Catelyn fell completely silent.

"You may be thinking you can refuse the marriage at the sept, that you can get rid of any child, that you can quietly murder Jaime." Kevan read every thought on her face, his voice cold. "Abandon those ideas now. You will be watched around the clock. There is nowhere to run."

He paused, as if struggling with himself, then delivered the final, most vicious threat.

"There is one more thing, Lady Catelyn.
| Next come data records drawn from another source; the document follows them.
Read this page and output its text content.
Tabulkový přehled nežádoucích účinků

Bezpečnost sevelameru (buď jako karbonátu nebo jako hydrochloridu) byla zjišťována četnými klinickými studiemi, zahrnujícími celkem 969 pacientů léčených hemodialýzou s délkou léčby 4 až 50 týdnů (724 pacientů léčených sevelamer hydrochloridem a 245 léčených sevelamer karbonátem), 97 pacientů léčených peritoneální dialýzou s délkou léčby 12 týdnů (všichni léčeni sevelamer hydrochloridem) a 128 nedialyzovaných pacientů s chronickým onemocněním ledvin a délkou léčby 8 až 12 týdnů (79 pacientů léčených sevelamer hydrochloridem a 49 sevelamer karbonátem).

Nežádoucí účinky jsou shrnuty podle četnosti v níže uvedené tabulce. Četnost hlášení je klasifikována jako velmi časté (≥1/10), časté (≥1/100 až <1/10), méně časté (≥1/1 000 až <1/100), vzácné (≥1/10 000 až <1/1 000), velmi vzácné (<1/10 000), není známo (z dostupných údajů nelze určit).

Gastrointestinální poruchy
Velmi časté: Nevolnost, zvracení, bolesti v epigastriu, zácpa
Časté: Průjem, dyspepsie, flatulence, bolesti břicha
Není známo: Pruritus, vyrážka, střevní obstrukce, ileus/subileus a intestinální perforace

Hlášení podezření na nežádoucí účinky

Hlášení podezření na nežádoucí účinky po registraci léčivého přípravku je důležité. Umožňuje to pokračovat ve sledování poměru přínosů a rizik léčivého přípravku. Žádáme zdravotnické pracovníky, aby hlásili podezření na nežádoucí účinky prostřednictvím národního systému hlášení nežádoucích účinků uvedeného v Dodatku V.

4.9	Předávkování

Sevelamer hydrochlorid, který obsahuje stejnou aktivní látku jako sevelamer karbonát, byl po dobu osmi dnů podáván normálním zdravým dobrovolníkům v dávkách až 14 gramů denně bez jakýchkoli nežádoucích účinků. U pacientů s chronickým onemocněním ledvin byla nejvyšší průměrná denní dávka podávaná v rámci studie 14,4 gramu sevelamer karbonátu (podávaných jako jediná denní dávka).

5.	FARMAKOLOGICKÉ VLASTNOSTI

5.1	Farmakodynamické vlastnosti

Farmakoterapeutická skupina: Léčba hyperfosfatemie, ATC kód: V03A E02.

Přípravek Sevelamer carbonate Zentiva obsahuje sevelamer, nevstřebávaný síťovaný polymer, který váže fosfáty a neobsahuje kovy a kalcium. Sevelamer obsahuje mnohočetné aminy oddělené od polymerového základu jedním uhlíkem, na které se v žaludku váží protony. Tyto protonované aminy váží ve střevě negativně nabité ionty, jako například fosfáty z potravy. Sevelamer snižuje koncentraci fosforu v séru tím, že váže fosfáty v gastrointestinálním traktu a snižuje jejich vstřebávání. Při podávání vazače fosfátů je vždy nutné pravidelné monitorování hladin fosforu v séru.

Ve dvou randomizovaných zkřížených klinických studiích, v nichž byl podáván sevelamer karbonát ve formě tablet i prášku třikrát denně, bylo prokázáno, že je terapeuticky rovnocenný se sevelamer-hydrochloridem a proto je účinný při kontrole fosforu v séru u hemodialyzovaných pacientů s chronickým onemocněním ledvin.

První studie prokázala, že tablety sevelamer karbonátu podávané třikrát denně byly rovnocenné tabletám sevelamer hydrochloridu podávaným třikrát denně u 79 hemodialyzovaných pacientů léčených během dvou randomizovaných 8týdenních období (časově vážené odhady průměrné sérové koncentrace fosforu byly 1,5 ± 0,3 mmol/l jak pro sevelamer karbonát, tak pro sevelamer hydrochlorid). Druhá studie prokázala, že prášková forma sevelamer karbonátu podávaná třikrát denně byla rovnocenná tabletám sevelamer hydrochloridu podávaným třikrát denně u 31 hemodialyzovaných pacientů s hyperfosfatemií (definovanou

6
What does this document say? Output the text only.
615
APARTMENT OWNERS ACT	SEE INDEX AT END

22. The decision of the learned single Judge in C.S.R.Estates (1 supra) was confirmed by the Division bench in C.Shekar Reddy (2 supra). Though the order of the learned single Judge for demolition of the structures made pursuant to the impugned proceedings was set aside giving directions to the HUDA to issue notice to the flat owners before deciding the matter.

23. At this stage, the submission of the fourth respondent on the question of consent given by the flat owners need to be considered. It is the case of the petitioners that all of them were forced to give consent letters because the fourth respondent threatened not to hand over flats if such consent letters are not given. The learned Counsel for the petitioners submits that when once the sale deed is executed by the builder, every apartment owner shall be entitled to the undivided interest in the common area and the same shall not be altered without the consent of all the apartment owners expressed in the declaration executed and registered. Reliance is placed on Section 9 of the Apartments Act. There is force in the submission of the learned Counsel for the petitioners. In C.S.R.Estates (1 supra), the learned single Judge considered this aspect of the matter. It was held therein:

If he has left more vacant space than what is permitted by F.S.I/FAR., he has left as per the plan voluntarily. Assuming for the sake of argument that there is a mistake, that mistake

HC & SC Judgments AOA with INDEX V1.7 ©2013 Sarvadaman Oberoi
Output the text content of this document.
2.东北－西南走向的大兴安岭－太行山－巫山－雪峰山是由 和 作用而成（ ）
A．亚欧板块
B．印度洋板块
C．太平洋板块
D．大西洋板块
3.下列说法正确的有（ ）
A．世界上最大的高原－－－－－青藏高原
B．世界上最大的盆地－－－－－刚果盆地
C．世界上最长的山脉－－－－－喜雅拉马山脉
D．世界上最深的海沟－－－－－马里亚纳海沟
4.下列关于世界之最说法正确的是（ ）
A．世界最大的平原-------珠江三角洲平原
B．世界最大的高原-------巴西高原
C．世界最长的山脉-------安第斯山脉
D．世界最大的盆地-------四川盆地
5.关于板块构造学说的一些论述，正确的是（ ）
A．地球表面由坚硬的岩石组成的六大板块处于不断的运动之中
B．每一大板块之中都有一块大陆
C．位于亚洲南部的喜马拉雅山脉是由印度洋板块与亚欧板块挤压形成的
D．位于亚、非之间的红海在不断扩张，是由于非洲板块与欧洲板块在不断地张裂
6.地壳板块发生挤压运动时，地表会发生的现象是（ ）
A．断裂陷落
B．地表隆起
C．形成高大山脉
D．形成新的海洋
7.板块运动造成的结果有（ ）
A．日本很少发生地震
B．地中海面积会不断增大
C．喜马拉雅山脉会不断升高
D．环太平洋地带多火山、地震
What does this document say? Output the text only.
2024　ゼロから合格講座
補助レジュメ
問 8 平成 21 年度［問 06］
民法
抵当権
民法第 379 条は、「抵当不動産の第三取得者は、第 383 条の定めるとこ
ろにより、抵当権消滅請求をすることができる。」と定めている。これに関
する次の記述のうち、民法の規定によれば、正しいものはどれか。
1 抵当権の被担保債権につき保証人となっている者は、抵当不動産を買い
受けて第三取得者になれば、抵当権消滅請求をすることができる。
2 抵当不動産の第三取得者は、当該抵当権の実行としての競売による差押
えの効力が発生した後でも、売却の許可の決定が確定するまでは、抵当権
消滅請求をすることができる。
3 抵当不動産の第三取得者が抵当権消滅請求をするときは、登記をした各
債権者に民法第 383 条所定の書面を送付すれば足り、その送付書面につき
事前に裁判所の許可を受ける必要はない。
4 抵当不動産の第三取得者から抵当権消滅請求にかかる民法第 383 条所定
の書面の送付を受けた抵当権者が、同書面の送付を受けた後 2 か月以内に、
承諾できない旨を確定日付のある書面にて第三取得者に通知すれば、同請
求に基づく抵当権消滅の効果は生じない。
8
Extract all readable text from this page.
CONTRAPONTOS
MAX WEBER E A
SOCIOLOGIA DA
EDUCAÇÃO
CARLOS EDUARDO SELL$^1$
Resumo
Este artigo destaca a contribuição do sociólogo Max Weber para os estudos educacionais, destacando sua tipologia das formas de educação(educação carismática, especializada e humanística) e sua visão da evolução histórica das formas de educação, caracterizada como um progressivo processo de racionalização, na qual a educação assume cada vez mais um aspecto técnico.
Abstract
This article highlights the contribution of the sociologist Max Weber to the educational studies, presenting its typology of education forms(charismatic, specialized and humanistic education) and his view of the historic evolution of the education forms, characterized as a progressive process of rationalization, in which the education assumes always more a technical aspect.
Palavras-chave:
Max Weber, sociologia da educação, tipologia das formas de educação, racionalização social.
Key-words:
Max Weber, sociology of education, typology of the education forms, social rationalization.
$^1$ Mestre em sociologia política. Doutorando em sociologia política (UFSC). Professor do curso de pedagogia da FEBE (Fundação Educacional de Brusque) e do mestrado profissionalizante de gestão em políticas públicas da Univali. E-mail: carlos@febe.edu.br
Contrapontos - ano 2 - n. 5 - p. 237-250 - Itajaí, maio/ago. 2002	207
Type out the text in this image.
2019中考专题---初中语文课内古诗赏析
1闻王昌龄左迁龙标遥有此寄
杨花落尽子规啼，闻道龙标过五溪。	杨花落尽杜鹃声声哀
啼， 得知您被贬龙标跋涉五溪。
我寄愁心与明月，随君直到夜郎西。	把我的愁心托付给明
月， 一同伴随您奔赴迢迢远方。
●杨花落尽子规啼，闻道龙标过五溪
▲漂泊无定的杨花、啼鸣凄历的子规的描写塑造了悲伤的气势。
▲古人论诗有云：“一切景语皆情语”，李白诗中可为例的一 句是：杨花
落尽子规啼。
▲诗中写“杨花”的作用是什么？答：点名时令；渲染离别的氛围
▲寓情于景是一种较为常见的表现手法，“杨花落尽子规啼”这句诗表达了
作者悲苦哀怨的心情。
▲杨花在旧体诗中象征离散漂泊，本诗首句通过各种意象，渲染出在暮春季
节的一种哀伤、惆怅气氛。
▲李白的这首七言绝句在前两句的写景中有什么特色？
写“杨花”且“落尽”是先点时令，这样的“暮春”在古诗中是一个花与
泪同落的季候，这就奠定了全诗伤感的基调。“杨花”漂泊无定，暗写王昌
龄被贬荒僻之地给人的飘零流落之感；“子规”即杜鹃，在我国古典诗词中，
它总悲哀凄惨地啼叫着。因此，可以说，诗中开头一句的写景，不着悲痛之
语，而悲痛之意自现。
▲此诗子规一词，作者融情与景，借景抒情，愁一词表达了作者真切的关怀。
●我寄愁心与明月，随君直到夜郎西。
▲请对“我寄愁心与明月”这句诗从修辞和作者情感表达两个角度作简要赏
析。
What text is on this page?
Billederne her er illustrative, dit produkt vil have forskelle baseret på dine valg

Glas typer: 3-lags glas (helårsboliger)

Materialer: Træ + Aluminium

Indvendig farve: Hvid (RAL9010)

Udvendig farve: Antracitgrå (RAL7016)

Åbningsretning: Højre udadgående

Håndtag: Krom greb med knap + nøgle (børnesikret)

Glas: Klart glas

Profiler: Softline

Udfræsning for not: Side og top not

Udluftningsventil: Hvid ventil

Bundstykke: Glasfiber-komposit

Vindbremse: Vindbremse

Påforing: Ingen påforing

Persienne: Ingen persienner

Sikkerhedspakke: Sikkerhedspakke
Your daughter Sansa is in King's Landing right now, under the protection of Ser Jaime… that is, your future husband." Kevan's eyes bored into hers. Every word felt like an icicle driven into her heart. "Jaime is willing to protect his future stepdaughter—not Eddard Stark's daughter. Think carefully. Once she loses that protection, what do you think King Joffrey will do to her?"

That single sentence shattered every last shred of Catelyn Stark's resistance.

She finally understood that inside the lion's den of the Lannisters, she had no choices, no dignity, and no hope.

She could only become a pawn in the lions' game and watch helplessly as her daughter was thrown into an abyss from which there was no return.

The gods were silent. The earth offered no answer.

And her suffering had only just begun.